Dividends and Why Option Contracts are Adjusted?

  by Tyler Curtis

by Tom Doan

When a company declares a special cash dividend, optionsXpress sends emails to investors holding that particular stock saying “underlying option strikes have been reduced accordingly and all open equity and option orders have been cancelled.” These emails cause a fair amount of confusion.  I receive many phone calls asking about the situation and what they should do. In order to know what action to take, we must first understand what this message means.

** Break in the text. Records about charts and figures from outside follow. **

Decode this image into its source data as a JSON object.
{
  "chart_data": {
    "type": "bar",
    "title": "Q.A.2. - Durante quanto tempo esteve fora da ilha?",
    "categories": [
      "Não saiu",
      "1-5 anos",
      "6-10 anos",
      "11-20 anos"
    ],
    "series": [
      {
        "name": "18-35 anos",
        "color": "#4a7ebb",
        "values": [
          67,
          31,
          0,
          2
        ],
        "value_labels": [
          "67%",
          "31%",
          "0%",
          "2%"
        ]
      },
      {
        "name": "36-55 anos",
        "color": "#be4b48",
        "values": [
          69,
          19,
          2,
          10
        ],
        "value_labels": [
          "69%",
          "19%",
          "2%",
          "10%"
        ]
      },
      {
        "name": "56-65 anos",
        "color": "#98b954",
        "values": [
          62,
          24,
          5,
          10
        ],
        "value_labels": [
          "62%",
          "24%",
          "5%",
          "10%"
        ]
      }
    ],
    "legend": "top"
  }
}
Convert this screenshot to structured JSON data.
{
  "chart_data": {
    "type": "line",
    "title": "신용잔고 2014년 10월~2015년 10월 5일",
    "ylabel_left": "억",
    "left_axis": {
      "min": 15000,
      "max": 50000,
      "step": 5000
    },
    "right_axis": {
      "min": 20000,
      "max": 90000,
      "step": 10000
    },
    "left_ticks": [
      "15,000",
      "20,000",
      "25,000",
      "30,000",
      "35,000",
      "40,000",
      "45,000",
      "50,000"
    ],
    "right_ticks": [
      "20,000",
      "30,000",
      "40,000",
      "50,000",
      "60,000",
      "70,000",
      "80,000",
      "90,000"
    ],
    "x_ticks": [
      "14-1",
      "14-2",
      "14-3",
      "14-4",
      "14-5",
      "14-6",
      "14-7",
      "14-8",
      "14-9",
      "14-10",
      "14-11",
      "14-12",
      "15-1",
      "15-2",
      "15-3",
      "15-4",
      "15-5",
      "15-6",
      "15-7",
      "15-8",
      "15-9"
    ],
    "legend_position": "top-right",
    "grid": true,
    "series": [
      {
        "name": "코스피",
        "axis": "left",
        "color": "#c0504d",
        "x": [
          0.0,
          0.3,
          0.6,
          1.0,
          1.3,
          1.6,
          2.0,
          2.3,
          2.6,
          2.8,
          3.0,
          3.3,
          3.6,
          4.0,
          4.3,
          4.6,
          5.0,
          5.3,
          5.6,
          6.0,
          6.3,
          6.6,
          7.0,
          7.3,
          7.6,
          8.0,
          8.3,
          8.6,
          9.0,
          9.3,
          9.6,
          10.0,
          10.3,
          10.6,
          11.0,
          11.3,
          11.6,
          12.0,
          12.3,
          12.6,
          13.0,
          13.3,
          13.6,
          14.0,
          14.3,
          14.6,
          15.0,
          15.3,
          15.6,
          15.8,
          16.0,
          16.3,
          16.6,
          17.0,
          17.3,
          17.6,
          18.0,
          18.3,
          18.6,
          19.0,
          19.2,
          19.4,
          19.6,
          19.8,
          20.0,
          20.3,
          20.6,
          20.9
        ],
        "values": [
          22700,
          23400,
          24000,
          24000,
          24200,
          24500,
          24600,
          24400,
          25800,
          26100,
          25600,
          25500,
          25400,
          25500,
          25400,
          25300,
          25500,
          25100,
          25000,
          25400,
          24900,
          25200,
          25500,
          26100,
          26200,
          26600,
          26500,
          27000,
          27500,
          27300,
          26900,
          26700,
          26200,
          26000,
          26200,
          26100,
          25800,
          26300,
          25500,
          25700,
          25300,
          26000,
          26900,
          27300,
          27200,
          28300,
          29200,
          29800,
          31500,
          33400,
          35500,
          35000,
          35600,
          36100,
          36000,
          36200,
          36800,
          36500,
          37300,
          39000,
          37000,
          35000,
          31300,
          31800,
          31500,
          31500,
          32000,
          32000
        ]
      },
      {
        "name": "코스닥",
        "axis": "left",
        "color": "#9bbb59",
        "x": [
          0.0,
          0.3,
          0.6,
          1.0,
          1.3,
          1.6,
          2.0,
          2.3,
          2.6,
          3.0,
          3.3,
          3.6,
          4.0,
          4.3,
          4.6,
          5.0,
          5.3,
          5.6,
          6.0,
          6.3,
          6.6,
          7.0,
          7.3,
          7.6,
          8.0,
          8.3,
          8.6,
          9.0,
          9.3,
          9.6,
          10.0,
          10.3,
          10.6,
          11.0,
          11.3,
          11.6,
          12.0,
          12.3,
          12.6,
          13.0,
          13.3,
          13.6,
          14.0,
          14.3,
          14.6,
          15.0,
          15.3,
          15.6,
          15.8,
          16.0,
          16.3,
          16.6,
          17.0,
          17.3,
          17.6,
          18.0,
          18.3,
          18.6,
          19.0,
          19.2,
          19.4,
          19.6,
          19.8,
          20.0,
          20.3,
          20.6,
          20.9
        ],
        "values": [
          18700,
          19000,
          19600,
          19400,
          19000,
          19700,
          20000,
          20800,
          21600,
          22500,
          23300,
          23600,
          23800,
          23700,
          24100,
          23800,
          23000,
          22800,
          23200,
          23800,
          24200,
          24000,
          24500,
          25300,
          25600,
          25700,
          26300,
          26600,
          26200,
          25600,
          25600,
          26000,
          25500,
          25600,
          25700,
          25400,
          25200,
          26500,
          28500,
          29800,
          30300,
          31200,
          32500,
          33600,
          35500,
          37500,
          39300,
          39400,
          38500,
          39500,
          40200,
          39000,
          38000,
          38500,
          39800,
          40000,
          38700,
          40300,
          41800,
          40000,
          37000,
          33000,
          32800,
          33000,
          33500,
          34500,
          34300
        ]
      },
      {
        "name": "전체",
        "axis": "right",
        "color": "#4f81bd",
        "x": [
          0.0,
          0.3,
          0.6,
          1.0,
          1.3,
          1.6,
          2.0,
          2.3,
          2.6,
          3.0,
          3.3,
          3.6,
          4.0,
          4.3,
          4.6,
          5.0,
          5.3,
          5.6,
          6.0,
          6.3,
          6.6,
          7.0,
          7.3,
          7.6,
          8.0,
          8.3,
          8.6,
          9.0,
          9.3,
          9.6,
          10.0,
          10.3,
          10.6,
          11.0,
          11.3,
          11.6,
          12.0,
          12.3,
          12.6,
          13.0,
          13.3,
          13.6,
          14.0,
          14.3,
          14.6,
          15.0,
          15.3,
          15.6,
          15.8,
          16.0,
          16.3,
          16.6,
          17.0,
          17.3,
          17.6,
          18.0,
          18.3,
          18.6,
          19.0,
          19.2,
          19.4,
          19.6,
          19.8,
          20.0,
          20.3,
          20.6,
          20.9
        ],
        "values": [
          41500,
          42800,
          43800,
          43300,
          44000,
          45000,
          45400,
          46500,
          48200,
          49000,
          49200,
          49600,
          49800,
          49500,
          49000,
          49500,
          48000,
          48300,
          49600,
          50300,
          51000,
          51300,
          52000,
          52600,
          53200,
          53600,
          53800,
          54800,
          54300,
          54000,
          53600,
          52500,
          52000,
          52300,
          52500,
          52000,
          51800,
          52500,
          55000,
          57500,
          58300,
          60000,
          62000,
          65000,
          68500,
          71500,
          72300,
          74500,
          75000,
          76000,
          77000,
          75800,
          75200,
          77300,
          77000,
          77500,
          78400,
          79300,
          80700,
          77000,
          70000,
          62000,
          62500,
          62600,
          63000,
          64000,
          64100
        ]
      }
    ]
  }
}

A special cash dividend is different than a regular dividend. Unlike a regular dividend, a special cash dividend is non-recurring, meaning it is not provided on a regular schedule such as a quarterly basis. When a company pays a dividend, the stock price will fall by the same amount since the amount paid from the dividend no longer belongs to the company but rather the individual shareholders. Option premiums take into account regular dividends since investors know when to anticipate the dividend. However, since special cash dividends are non-recurring and unpredictable, option premiums cannot take them into account. As a result, when the special dividend is declared, the strike prices are adjusted downward by the dividend amount, hence “underlying option strikes have been reduced accordingly.”

Also upon the payment of a special dividend is “all open equity and option orders have been cancelled.” Since the stock price and strike prices have been reduced, all open orders are cancelled. Many clients confuse this with open options, thinking that the open options they sold last month are no longer valid. This is not true because those orders have already been executed and are no longer open, only the strike prices have been adjusted.

In the Snider Method, whenever one of your positions distributes a special cash dividend and you receive the email, what you have to do is: nothing. The dividend does not affect your position, it only adjusts the strike price. Just make sure that if shares are called away, use the adjusted strike price to calculate the profit rather than the original strike price.